So, I think that in spirit it's still the successor of Baldur's Gate 1 and 2. Because there are so many things that people who did play and like Baldur's Gate 1 and 2 will still recognise in the new one. It's still about your party. It's still about big personalities clashing with each other and relationships. It's still a party-based game, you still need to do combat, you will recognise a lot of D&D rules - even if you haven't played D&D in 20 years. You will still recognise all the spells, et cetera. So, to me it's a true sequel, but we are bringing it into the 21st century by saying, "Look, it's glorious 3D."
So, Larian's "BG3" is a sequel because it's a party-based RPG with colourful character and with combat in it - and the combat uses a D&D ruleset. He didn't even dare add that Baldur's Gate has specifically RTwP combat - because, of course, Larian's "BG3" doesn't.

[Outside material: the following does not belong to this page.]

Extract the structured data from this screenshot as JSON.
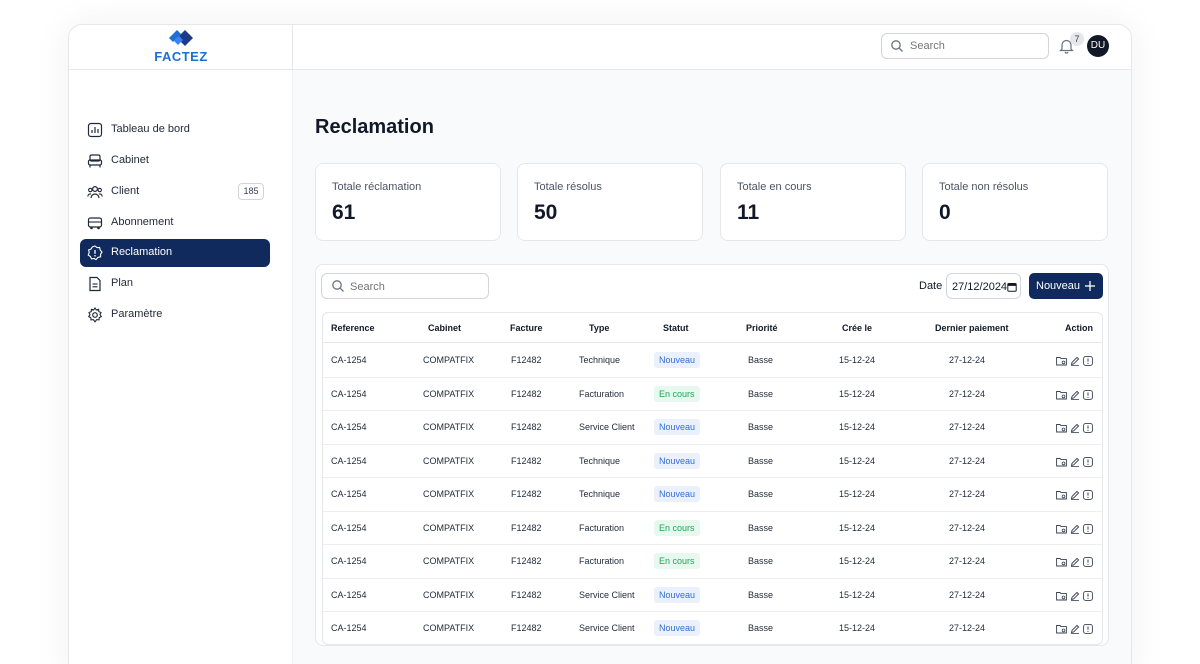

There are loads of games that fit Walgrave's description that aren't called Baldur's Gate series games, and there are thousands that fit the description if not counting the D&D ruleset qualifier.
Walgrave's claim is the equivalent of saying that any first-person game where you play as a single character and use a variety of weapons to shoot at lots of things is a DOOM series game or a Half-Life series game. What Walgrave is saying is that there is no similarity between Larian's D&D game and the Baldur's Gate series and so he couldn't think of something that actually justifies calling Larian's "BG3" a Baldur's Gate series game.